Relevance: Communication and Cognition

Front Cover
Wiley, Jan 9, 1996 - Language Arts & Disciplines - 338 pages
Relevance, first published in 1986, was named as one of the most important and influential books of the decade in the Times Higher Educational Supplement. This revised edition includes a new Preface outlining developments in Relevance Theory since 1986, discussing the more serious criticisms of the theory, and envisaging possible revisions or extensions.

The book sets out to lay the foundation for a unified theory of cognitive science. The authors argue than human cognition has a goal: we pay attention only to information which seems to us relevant. To communicate is to claim someone's attention, and hence to imply that the information communicated is relevant. Thus, a single property - relevance is seen as the key to human communication and cognition.

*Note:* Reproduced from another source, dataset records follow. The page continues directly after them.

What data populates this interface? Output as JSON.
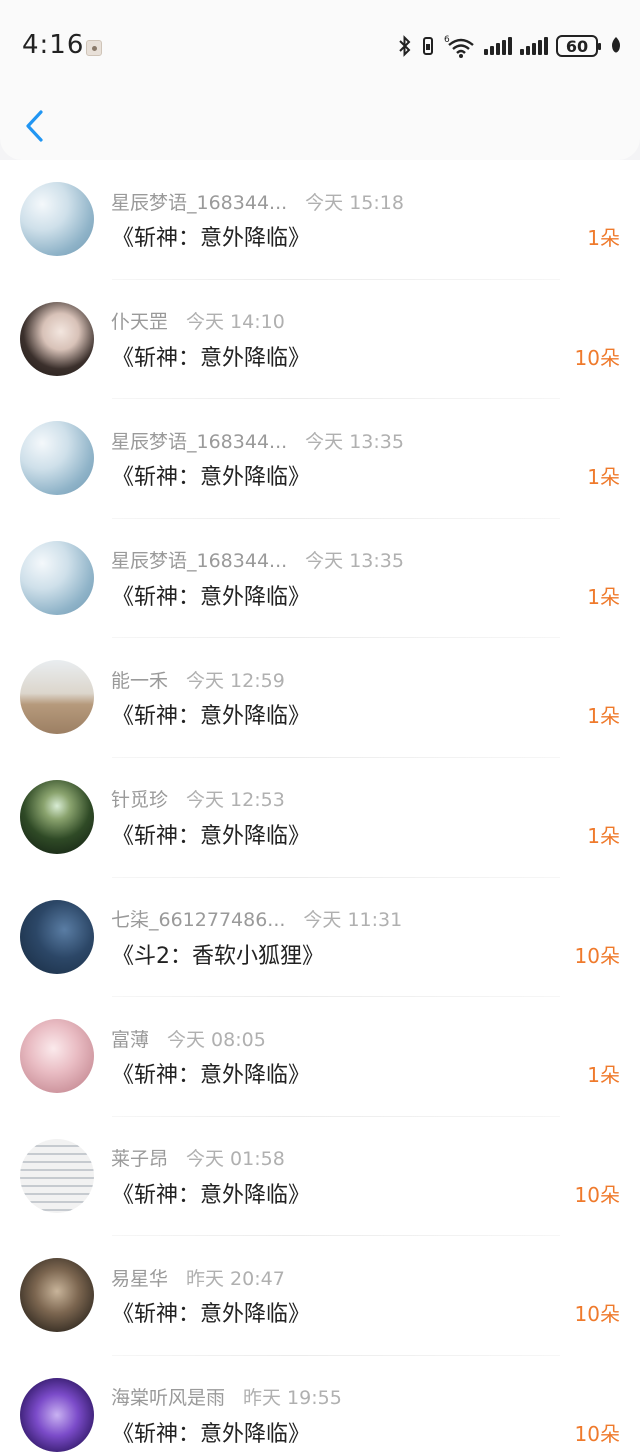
{
  "status_bar": {
    "time": "4:16",
    "battery": "60",
    "icons": [
      "notification-icon",
      "bluetooth-icon",
      "vibrate-icon",
      "wifi-6-icon",
      "signal-icon",
      "signal-icon",
      "battery-icon",
      "leaf-icon"
    ]
  },
  "nav": {
    "back_icon": "chevron-left-icon"
  },
  "colors": {
    "accent": "#2196f3",
    "amount": "#ef7a2c",
    "meta": "#9a9a9a"
  },
  "rows": [
    {
      "name": "星辰梦语_168344...",
      "time": "今天 15:18",
      "book": "《斩神：意外降临》",
      "amount": "1朵",
      "avatar": "misty-landscape"
    },
    {
      "name": "仆天罡",
      "time": "今天 14:10",
      "book": "《斩神：意外降临》",
      "amount": "10朵",
      "avatar": "girl-portrait"
    },
    {
      "name": "星辰梦语_168344...",
      "time": "今天 13:35",
      "book": "《斩神：意外降临》",
      "amount": "1朵",
      "avatar": "misty-landscape"
    },
    {
      "name": "星辰梦语_168344...",
      "time": "今天 13:35",
      "book": "《斩神：意外降临》",
      "amount": "1朵",
      "avatar": "misty-landscape"
    },
    {
      "name": "能一禾",
      "time": "今天 12:59",
      "book": "《斩神：意外降临》",
      "amount": "1朵",
      "avatar": "child-outdoor"
    },
    {
      "name": "针觅珍",
      "time": "今天 12:53",
      "book": "《斩神：意外降临》",
      "amount": "1朵",
      "avatar": "night-field"
    },
    {
      "name": "七柒_661277486...",
      "time": "今天 11:31",
      "book": "《斗2：香软小狐狸》",
      "amount": "10朵",
      "avatar": "night-figure"
    },
    {
      "name": "富薄",
      "time": "今天 08:05",
      "book": "《斩神：意外降临》",
      "amount": "1朵",
      "avatar": "pink-illustration"
    },
    {
      "name": "莱子昂",
      "time": "今天 01:58",
      "book": "《斩神：意外降临》",
      "amount": "10朵",
      "avatar": "handwriting"
    },
    {
      "name": "易星华",
      "time": "昨天 20:47",
      "book": "《斩神：意外降临》",
      "amount": "10朵",
      "avatar": "two-kids"
    },
    {
      "name": "海棠听风是雨",
      "time": "昨天 19:55",
      "book": "《斩神：意外降临》",
      "amount": "10朵",
      "avatar": "purple-crowd"
    }
  ]
}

A second important feature of the book is its approach to the study of reasoning. It elucidates the role of background or contextual information in spontaneous inference, and shows that non-demonstrative inference processes can be fruitfully analysed as a form of suitably constrained guesswork. It directly challenges recent claims that human central thought processes are likely to remain a mystery for some time to come.

Thirdly, the authors offer new insight into language and literature, radically revising current view on the nature and goals of verbal comprehension, and in particular on metaphor, irony, style, speech acts, presupposition and implicature.

About the author (1996)

Dan Sperber of the Centre National de la Recherche Scientifique in Paris, and the Université de Paris X, is author of Rethinking Symbolism and On Anthropological Knowledge.

Dierdre Wilson is Reader in Linguistics at University College London, and the author of Presuppositions and Non-Truth-Conditional Semantics and Modern Linguistics: The Results of Chomsky's Revolution.